Bewertung vom 20.01.2025
Ginsterburg
Frank, Arno

Ginsterburg


ausgezeichnet

Die fiktive Kleinstadt Ginsterburg ist der Schauplatz dieses beklemmenden Romans einer Gesellschaft unter dem NS-Regime und in den Kriegszeiten über einen Zeitraum von 1935 bis 1945.
Der Roman ist in drei Teile gegliedert, die Momentaufnahmen der Jahre 1935, 1940 und 1945 zeigen und das Eindringen des Nationalsozialismus in die Leben der Bewohner Ginsterburgs darstellen. Die Auswirkungen auf einzelne Einwohner durch die Einschränkung der Meinungsfreiheit wird spürbar. Die moralischen Verstrickungen und die Auswirkungen der politischen Veränderungen prägen den Alltag der Einwohner. Die Dramatik der Entwicklungen zeigt sich durch die wechselnden Erzählperspektive.
Merle, verwitwete Buchhändlerin, steht dem Nationalsozialismus sehr kritisch gegeüber, während ihr Sohn Lothar in Richtung Hitlerjugend gezogen wird.
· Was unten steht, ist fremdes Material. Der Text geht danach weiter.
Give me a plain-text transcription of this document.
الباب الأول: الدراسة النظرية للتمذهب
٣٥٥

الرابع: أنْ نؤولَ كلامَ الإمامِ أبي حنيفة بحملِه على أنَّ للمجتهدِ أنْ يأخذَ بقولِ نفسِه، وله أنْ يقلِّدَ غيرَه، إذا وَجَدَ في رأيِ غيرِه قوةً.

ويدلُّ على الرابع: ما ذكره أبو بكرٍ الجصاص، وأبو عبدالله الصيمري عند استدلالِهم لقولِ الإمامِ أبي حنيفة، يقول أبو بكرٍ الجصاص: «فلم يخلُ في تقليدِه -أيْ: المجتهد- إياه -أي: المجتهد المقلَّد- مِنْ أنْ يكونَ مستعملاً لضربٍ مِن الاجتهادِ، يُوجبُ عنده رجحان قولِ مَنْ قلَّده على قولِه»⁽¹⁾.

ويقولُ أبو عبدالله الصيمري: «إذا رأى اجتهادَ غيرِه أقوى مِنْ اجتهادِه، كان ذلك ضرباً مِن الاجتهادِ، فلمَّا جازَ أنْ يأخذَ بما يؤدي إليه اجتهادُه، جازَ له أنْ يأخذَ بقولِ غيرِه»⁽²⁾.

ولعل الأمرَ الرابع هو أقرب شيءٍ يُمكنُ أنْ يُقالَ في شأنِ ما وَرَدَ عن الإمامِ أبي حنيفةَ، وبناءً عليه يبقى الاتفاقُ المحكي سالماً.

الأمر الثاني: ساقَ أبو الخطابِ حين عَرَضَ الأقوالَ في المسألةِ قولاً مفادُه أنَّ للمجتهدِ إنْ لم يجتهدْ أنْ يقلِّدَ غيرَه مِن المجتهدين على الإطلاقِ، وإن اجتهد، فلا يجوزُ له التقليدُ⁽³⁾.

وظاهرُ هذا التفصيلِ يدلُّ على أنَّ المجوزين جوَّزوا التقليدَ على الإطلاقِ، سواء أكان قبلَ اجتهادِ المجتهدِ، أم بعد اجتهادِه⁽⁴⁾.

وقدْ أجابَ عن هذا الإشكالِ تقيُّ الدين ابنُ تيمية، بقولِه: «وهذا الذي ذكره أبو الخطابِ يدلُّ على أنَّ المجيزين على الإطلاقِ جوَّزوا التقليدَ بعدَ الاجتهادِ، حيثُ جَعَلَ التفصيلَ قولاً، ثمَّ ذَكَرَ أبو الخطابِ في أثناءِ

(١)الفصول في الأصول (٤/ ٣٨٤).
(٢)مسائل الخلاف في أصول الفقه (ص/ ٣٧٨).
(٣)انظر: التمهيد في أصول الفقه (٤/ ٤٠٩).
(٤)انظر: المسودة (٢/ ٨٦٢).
Durch seine Flugbegeisterung ist er steuerbar und manipuliert vom neuen System. Der beklemmende Alltag zeigt sich auch in den Profiteuren der neuen Strukturen, z.B. Blumenhändler Gürckel oder Fabrikant Jungheinrich, deren Karriere durch das NS-Regime einen sprunghaften Aufstieg erfährt.
Die detaillierten Darstellungen der verschiedenen Charaktere, die menschlichen Abgründe und ihre Motive und deren Entwicklung im geschichtlichen Kontext schaffen einen vielschichtigen Roman einer historischen Zeit, der viel Stoff zum Nachdenken liefert.